Today’s apprentices are far more likely to face a ‘portfolio career’ than remain in the same job role for life. To succeed, they need transferable skills that complement the fast-moving pace of technology. As digital and artificial intelligence dominate, employers are looking to counter-balance this with people who can think creatively, adapt, use their initiative and solve unforeseen problems as they occur.
Kirstie Mackey’s research findings published in FE News came as no surprise. As Head of LifeSkills for Barclays she asked UK employers to prioritise the skills they are looking for when recruiting new staff. Many said Problem-solving and Adaptability were most important, placing them above Proactivity, Leadership, Creativity, Resilience, and Communication.
At Brathay we have been working with PPG; a forward-thinking client who asked us to deliver a bespoke version of the Level 3 Leadership and Management Apprenticeship that met their current business needs. Interestingly, six of the seven core skills identified in the LifeSkills research were directly named in various sections of the Standard.
One feature of the programme was the inclusion of a substantial work-based project bringing an added dimension to the development of Knowledge, Skills and Behaviour required by the Standard. We found that when the apprentices were engaged in the project, many elements of their learning moved from being conceptual, to being experienced, felt, and then integrated into their professional personas.
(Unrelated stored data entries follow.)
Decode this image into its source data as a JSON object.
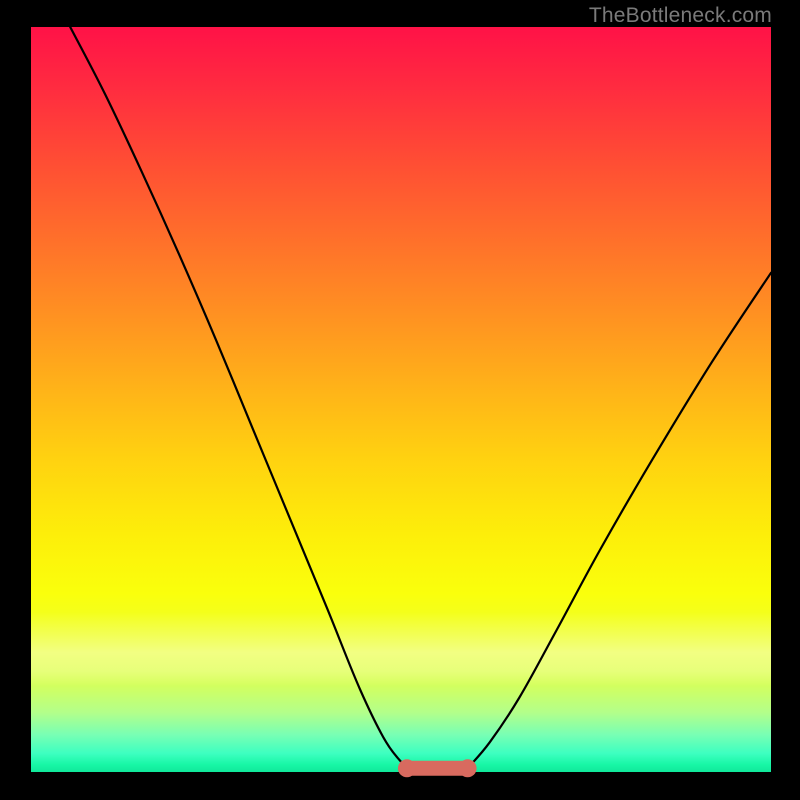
{
  "watermark": "TheBottleneck.com",
  "chart_data": {
    "type": "line",
    "title": "",
    "xlabel": "",
    "ylabel": "",
    "xlim": [
      0,
      100
    ],
    "ylim": [
      0,
      100
    ],
    "grid": false,
    "series": [
      {
        "name": "left-branch",
        "x": [
          5.3,
          10,
          15,
          20,
          25,
          30,
          35,
          40,
          44.5,
          48,
          50.8
        ],
        "y": [
          100,
          91,
          80.5,
          69.5,
          58,
          46,
          34,
          22,
          11,
          4,
          0.5
        ]
      },
      {
        "name": "right-branch",
        "x": [
          59.0,
          62,
          66,
          71,
          77,
          84,
          92,
          100
        ],
        "y": [
          0.5,
          4,
          10,
          19,
          30,
          42,
          55,
          67
        ]
      }
    ],
    "flat_segment": {
      "x0": 50.8,
      "x1": 59.0,
      "y": 0.5
    },
    "annotation": "optimal-zone"
  }
}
The project required apprentices to work autonomously, which increased the depth of their learning further still. They were able to apply elements of learning in a way that was personal to them, and could see real-life (or more importantly, real-business) results of that learning application.
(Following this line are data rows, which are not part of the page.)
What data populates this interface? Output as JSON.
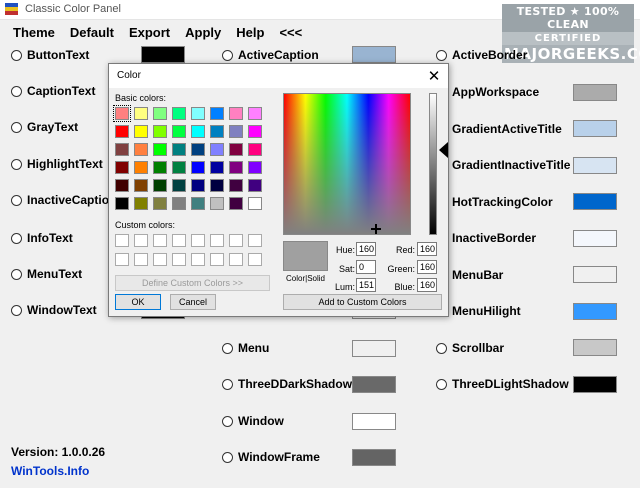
{
  "window": {
    "title": "Classic Color Panel"
  },
  "watermark": {
    "line1": "TESTED ★ 100% CLEAN",
    "line2": "CERTIFIED",
    "line3": "MAJORGEEKS.COM"
  },
  "menu": [
    "Theme",
    "Default",
    "Export",
    "Apply",
    "Help",
    "<<<"
  ],
  "colors": {
    "col1": [
      {
        "label": "ButtonText",
        "color": "#000000"
      },
      {
        "label": "CaptionText"
      },
      {
        "label": "GrayText"
      },
      {
        "label": "HighlightText"
      },
      {
        "label": "InactiveCaption"
      },
      {
        "label": "InfoText"
      },
      {
        "label": "MenuText"
      },
      {
        "label": "WindowText",
        "color": "#000000"
      }
    ],
    "col2": [
      {
        "label": "ActiveCaption",
        "color": "#99b4d1"
      },
      {
        "label": "Menu",
        "color": "#f0f0f0"
      },
      {
        "label": "ThreeDDarkShadow",
        "color": "#696969"
      },
      {
        "label": "Window",
        "color": "#ffffff"
      },
      {
        "label": "WindowFrame",
        "color": "#646464"
      }
    ],
    "col3": [
      {
        "label": "ActiveBorder"
      },
      {
        "label": "AppWorkspace",
        "color": "#ababab"
      },
      {
        "label": "GradientActiveTitle",
        "color": "#b9d1ea"
      },
      {
        "label": "GradientInactiveTitle",
        "color": "#d7e4f2"
      },
      {
        "label": "HotTrackingColor",
        "color": "#0066cc"
      },
      {
        "label": "InactiveBorder",
        "color": "#f4f7fc"
      },
      {
        "label": "MenuBar",
        "color": "#f0f0f0"
      },
      {
        "label": "MenuHilight",
        "color": "#3399ff"
      },
      {
        "label": "Scrollbar",
        "color": "#c8c8c8"
      },
      {
        "label": "ThreeDLightShadow",
        "color": "#000000"
      }
    ]
  },
  "footer": {
    "version": "Version: 1.0.0.26",
    "link": "WinTools.Info"
  },
  "dialog": {
    "title": "Color",
    "close": "✕",
    "basic_label": "Basic colors:",
    "custom_label": "Custom colors:",
    "define_button": "Define Custom Colors >>",
    "ok": "OK",
    "cancel": "Cancel",
    "color_solid": "Color|Solid",
    "add_button": "Add to Custom Colors",
    "hue_label": "Hue:",
    "hue": "160",
    "sat_label": "Sat:",
    "sat": "0",
    "lum_label": "Lum:",
    "lum": "151",
    "red_label": "Red:",
    "red": "160",
    "green_label": "Green:",
    "green": "160",
    "blue_label": "Blue:",
    "blue": "160",
    "preview_color": "#a0a0a0",
    "basic_colors": [
      "#ff8080",
      "#ffff80",
      "#80ff80",
      "#00ff80",
      "#80ffff",
      "#0080ff",
      "#ff80c0",
      "#ff80ff",
      "#ff0000",
      "#ffff00",
      "#80ff00",
      "#00ff40",
      "#00ffff",
      "#0080c0",
      "#8080c0",
      "#ff00ff",
      "#804040",
      "#ff8040",
      "#00ff00",
      "#008080",
      "#004080",
      "#8080ff",
      "#800040",
      "#ff0080",
      "#800000",
      "#ff8000",
      "#008000",
      "#008040",
      "#0000ff",
      "#0000a0",
      "#800080",
      "#8000ff",
      "#400000",
      "#804000",
      "#004000",
      "#004040",
      "#000080",
      "#000040",
      "#400040",
      "#400080",
      "#000000",
      "#808000",
      "#808040",
      "#808080",
      "#408080",
      "#c0c0c0",
      "#400040",
      "#ffffff"
    ]
  }
}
Consequently, skills such as Problem-solving and Adaptability have become an essential part of each apprentice’s toolbox. Since completing the course, they have combined their newly-developed skills to improve their quality and of work which in turn has enhanced their experience in the workplace.
To give just one example:
One PPG apprentice noted how she utilised feedback from others to adopt a more integrated approach to problem-solving. Instead of shouldering the responsibilities herself, she sought guidance from colleagues, including her line-manager. Having found she was able to ask for the type of support she needed – guidance, as opposed to telling her what to do – she was then able to find and develop her own workable solution.
Dr Rachel Yehuda (2014)* speculates that resilience will be improved by better support systems and better opportunities. I believe both of these were integral to the Leadership and Management programme we delivered.